Mark Harris, an American author whom I have written about before, wrote dozens of novels in the 1950s, 60s, 70s and 80s. The most notable, or popular, of these books were the four baseball novels he wrote which featured a left-handed pitcher named Henry Wiggen.
These novels, "The South Paw," "Bang the Drum Slowly," "A Ticket for a Seamstitch" and "It Looked Like Forever" follow the 20 year career of Wiggen as he progresses from a rookie hurler for the New York Mammoths to the end of his career as he tries to hang on one more year. Taken as a whole, the four novels are about making your way in the world, succeeding and about slowing down gracefully.
One of the pillars of the novels is a catcher and coach--a wise man who is also a university professor--named Red Traphagen. Traphagen is seasoned when Wiggen is raw. And like me--this I infer from the novels--Traphagen was born old, born serious, born grown up.
One afternoon, Wiggen is on the mound and Traphaggen is behind the plate. Traphagen accidentally catches a pitch with his non-glove hand in the way--a common enough malady for catchers--and he splits his finger open.
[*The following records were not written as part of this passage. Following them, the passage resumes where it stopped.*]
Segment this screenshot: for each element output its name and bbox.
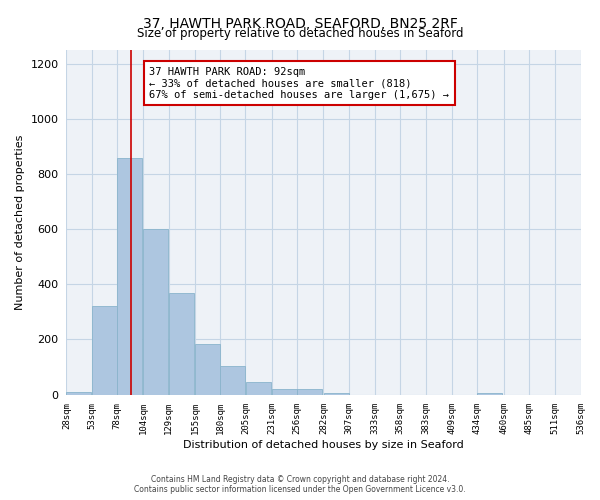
- Bar: [297, 389, 322, 394]
- Bar: [143, 229, 169, 394]
- Bar: [478, 393, 502, 394]
- Bar: [220, 366, 245, 394]
- Text: 37, HAWTH PARK ROAD, SEAFORD, BN25 2RF: 37, HAWTH PARK ROAD, SEAFORD, BN25 2RF: [143, 18, 457, 32]
- Text: Size of property relative to detached houses in Seaford: Size of property relative to detached ho…: [137, 28, 463, 40]
- Bar: [323, 393, 349, 394]
- Bar: [195, 344, 220, 394]
- Bar: [117, 158, 142, 394]
- Bar: [67, 392, 91, 394]
- Text: Contains HM Land Registry data © Crown copyright and database right 2024.
Contai: Contains HM Land Registry data © Crown c…: [134, 474, 466, 494]
- Bar: [245, 382, 271, 394]
- Text: 37 HAWTH PARK ROAD: 92sqm
← 33% of detached houses are smaller (818)
67% of semi: 37 HAWTH PARK ROAD: 92sqm ← 33% of detac…: [149, 66, 449, 100]
- X-axis label: Distribution of detached houses by size in Seaford: Distribution of detached houses by size …: [183, 440, 464, 450]
- Bar: [272, 389, 297, 394]
- Bar: [92, 306, 117, 394]
- Y-axis label: Number of detached properties: Number of detached properties: [15, 134, 25, 310]
- Bar: [169, 292, 194, 394]
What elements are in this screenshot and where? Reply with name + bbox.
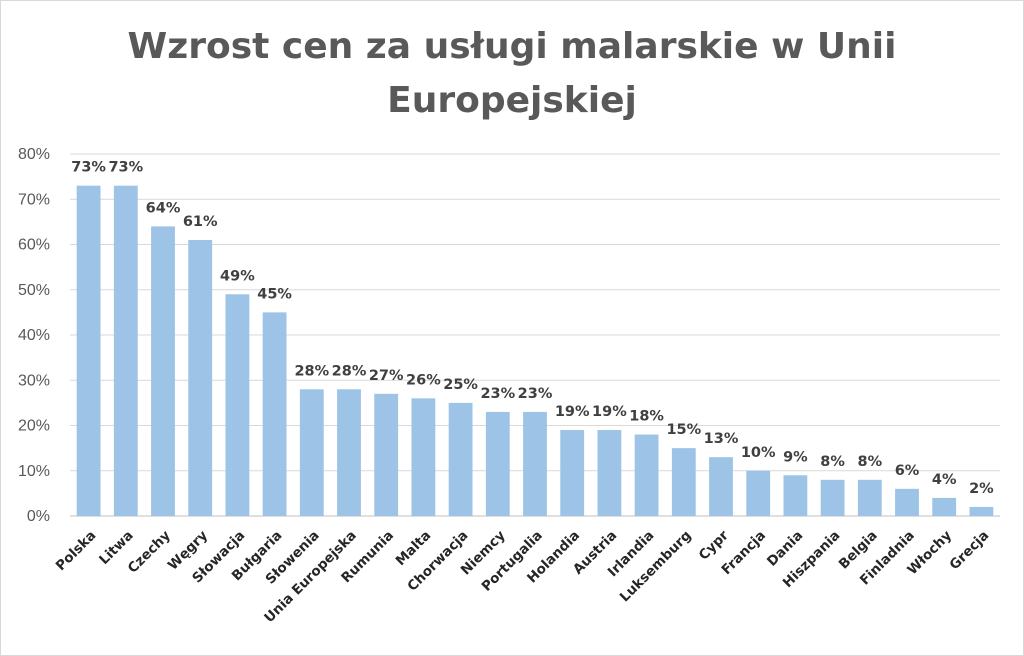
data-label: 13% bbox=[704, 431, 739, 447]
data-label: 49% bbox=[220, 268, 255, 284]
bar bbox=[709, 457, 733, 516]
bar bbox=[448, 402, 473, 516]
bar bbox=[597, 430, 622, 516]
data-label: 6% bbox=[895, 463, 920, 479]
y-tick-label: 0% bbox=[27, 508, 50, 525]
y-tick-label: 60% bbox=[18, 237, 50, 254]
data-label: 15% bbox=[666, 422, 701, 438]
y-tick-label: 80% bbox=[18, 146, 50, 163]
y-tick-label: 20% bbox=[18, 418, 50, 435]
data-label: 9% bbox=[783, 449, 808, 465]
bar bbox=[374, 393, 399, 516]
data-label: 45% bbox=[257, 286, 292, 302]
bar bbox=[634, 434, 659, 516]
data-label: 23% bbox=[518, 386, 553, 402]
data-label: 19% bbox=[555, 404, 590, 420]
data-label: 28% bbox=[332, 363, 367, 379]
data-label: 4% bbox=[932, 472, 957, 488]
bar bbox=[746, 470, 771, 516]
bar bbox=[969, 506, 994, 516]
data-label: 23% bbox=[480, 386, 515, 402]
y-tick-label: 30% bbox=[18, 372, 50, 389]
bar bbox=[932, 497, 957, 516]
data-label: 25% bbox=[443, 377, 478, 393]
data-label: 28% bbox=[294, 363, 329, 379]
chart-title-line1: Wzrost cen za usługi malarskie w Unii bbox=[127, 26, 897, 67]
bar bbox=[895, 488, 919, 516]
bar bbox=[411, 398, 436, 516]
data-label: 61% bbox=[183, 214, 218, 230]
x-tick-label: Polska bbox=[53, 528, 100, 575]
bar bbox=[299, 389, 324, 516]
bar bbox=[262, 312, 287, 516]
bar bbox=[151, 226, 175, 516]
bar bbox=[671, 448, 696, 516]
x-tick-label: Grecja bbox=[947, 528, 993, 574]
bar bbox=[76, 185, 101, 517]
bar bbox=[225, 294, 250, 516]
y-tick-label: 40% bbox=[18, 327, 50, 344]
bar bbox=[113, 185, 138, 517]
y-tick-label: 50% bbox=[18, 282, 50, 299]
data-label: 27% bbox=[369, 368, 404, 384]
bar bbox=[337, 389, 361, 516]
bar bbox=[560, 430, 585, 516]
data-label: 73% bbox=[108, 160, 143, 176]
data-label: 2% bbox=[969, 481, 994, 497]
chart-title-line2: Europejskiej bbox=[387, 80, 637, 121]
bar bbox=[783, 475, 808, 516]
data-label: 26% bbox=[406, 372, 441, 388]
bar bbox=[857, 479, 882, 516]
data-label: 64% bbox=[146, 200, 181, 216]
data-label: 19% bbox=[592, 404, 627, 420]
bar bbox=[485, 411, 510, 516]
y-tick-label: 70% bbox=[18, 191, 50, 208]
data-label: 18% bbox=[629, 409, 664, 425]
y-tick-label: 10% bbox=[18, 463, 50, 480]
bar bbox=[523, 411, 547, 516]
data-label: 73% bbox=[71, 160, 106, 176]
bar bbox=[188, 239, 213, 516]
data-label: 8% bbox=[820, 454, 845, 470]
data-label: 8% bbox=[857, 454, 882, 470]
bar bbox=[820, 479, 845, 516]
data-label: 10% bbox=[741, 445, 776, 461]
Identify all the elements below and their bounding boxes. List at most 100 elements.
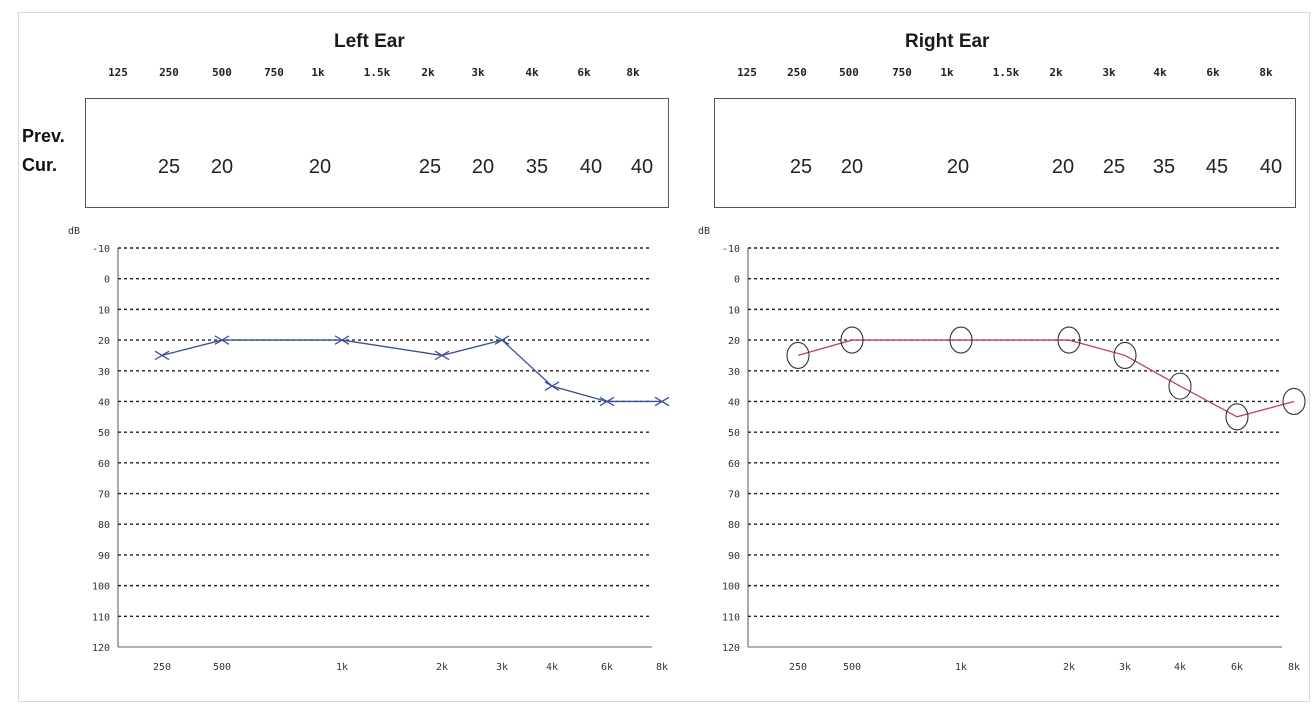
right-ear-title: Right Ear (905, 31, 990, 52)
y-tick-label-90: 90 (98, 551, 110, 562)
series-line (161, 339, 662, 403)
left-ear-audiogram: dB -10 0 10 20 30 40 50 60 70 80 90 100 110 120 250 500 1… (68, 226, 670, 673)
freq-header-1.5k: 1.5k (363, 66, 391, 79)
y-tick-label-60: 60 (728, 459, 740, 470)
data-point-2k (434, 350, 450, 361)
freq-header-8k: 8k (626, 66, 640, 79)
y-tick-label-30: 30 (98, 367, 110, 378)
y-tick-label-50: 50 (728, 428, 740, 439)
data-point-6k (1225, 403, 1249, 431)
x-tick-label-500: 500 (843, 662, 861, 673)
freq-header-750: 750 (264, 66, 284, 79)
y-tick-label-60: 60 (98, 459, 110, 470)
y-tick-label-70: 70 (728, 490, 740, 501)
y-tick-label-120: 120 (722, 643, 740, 654)
freq-header-1.5k: 1.5k (992, 66, 1020, 79)
freq-header-250: 250 (787, 66, 807, 79)
data-point-1k (334, 335, 350, 345)
freq-header-500: 500 (839, 66, 859, 79)
x-tick-label-1k: 1k (336, 662, 348, 673)
y-tick-label-110: 110 (722, 612, 740, 623)
data-point-1k (949, 326, 973, 354)
current-value-3k: 25 (1102, 156, 1126, 178)
current-value-2k: 25 (418, 156, 442, 178)
data-point-6k (599, 396, 615, 407)
left-ear-title: Left Ear (334, 31, 405, 52)
x-tick-label-2k: 2k (436, 662, 448, 673)
y-tick-label-10: 10 (728, 305, 740, 316)
current-value-4k: 35 (525, 156, 549, 178)
x-tick-label-500: 500 (213, 662, 231, 673)
data-point-4k (1168, 372, 1192, 400)
x-tick-label-4k: 4k (546, 662, 558, 673)
y-tick-label-0: 0 (104, 275, 110, 286)
freq-header-4k: 4k (1153, 66, 1167, 79)
y-axis-label: dB (68, 226, 80, 237)
freq-header-750: 750 (892, 66, 912, 79)
freq-header-1k: 1k (311, 66, 325, 79)
x-tick-label-1k: 1k (955, 662, 967, 673)
series-line (797, 339, 1295, 418)
current-value-500: 20 (840, 156, 864, 178)
x-tick-label-250: 250 (153, 662, 171, 673)
data-point-2k (1057, 326, 1081, 354)
x-tick-label-8k: 8k (1288, 662, 1300, 673)
y-tick-label-50: 50 (98, 428, 110, 439)
y-tick-label-70: 70 (98, 490, 110, 501)
current-value-8k: 40 (1259, 156, 1283, 178)
freq-header-6k: 6k (1206, 66, 1220, 79)
current-value-8k: 40 (630, 156, 654, 178)
x-tick-label-8k: 8k (656, 662, 668, 673)
current-value-250: 25 (157, 156, 181, 178)
freq-header-3k: 3k (471, 66, 485, 79)
data-point-3k (1113, 341, 1137, 369)
page-border (18, 12, 1310, 702)
x-tick-label-6k: 6k (601, 662, 613, 673)
y-tick-label--10: -10 (92, 244, 110, 255)
x-tick-label-2k: 2k (1063, 662, 1075, 673)
freq-header-1k: 1k (940, 66, 954, 79)
y-tick-label-40: 40 (728, 397, 740, 408)
y-tick-label-80: 80 (98, 520, 110, 531)
x-tick-label-6k: 6k (1231, 662, 1243, 673)
cur-label: Cur. (22, 155, 58, 175)
current-value-1k: 20 (308, 156, 332, 178)
y-tick-label-30: 30 (728, 367, 740, 378)
y-tick-label-40: 40 (98, 397, 110, 408)
current-value-2k: 20 (1051, 156, 1075, 178)
y-tick-label-100: 100 (722, 582, 740, 593)
y-tick-label--10: -10 (722, 244, 740, 255)
current-value-4k: 35 (1152, 156, 1176, 178)
current-value-500: 20 (210, 156, 234, 178)
y-tick-label-100: 100 (92, 582, 110, 593)
right-values-box (714, 98, 1296, 208)
y-tick-label-20: 20 (98, 336, 110, 347)
data-point-250 (786, 341, 810, 369)
data-point-250 (154, 350, 170, 361)
prev-label: Prev. (22, 126, 65, 146)
y-tick-label-0: 0 (734, 275, 740, 286)
freq-header-3k: 3k (1102, 66, 1116, 79)
current-value-6k: 45 (1205, 156, 1229, 178)
current-value-3k: 20 (471, 156, 495, 178)
data-point-3k (494, 335, 510, 345)
current-value-6k: 40 (579, 156, 603, 178)
left-values-box (85, 98, 669, 208)
y-tick-label-110: 110 (92, 612, 110, 623)
freq-header-2k: 2k (421, 66, 435, 79)
right-ear-audiogram: dB -10 0 10 20 30 40 50 60 70 80 90 100 110 120 250 500 1… (698, 226, 1306, 673)
freq-header-250: 250 (159, 66, 179, 79)
y-tick-label-20: 20 (728, 336, 740, 347)
y-tick-label-80: 80 (728, 520, 740, 531)
x-tick-label-3k: 3k (1119, 662, 1131, 673)
data-point-4k (544, 381, 560, 391)
freq-header-500: 500 (212, 66, 232, 79)
x-tick-label-250: 250 (789, 662, 807, 673)
freq-header-6k: 6k (577, 66, 591, 79)
y-tick-label-10: 10 (98, 305, 110, 316)
data-point-8k (1282, 387, 1306, 416)
freq-header-4k: 4k (525, 66, 539, 79)
x-tick-label-3k: 3k (496, 662, 508, 673)
data-point-8k (654, 396, 670, 407)
y-tick-label-120: 120 (92, 643, 110, 654)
Traphaggen takes off his mitt, looks at his bleeding finger and declares to one and all "That is sufficient."
Those are his parting words as he hangs up his spikes for the last time.
That is sufficient.
In our business we spend a lot of time, a lot of years dealing with the vicissitudes of the world. We deal with clients made horrid because they are consumed with fear. We deal with agency and holding company infrastructures that seem bent on installing screen doors on submarines. We deal with co-workers who seem more interested in grinding an axe than in putting pencil to paper.
Unlike Traphagen who had his university career to fall back on, we do not get to say "that is sufficient."
We have to put our tools of ignorance back on, crouch once again, and receive the pitch.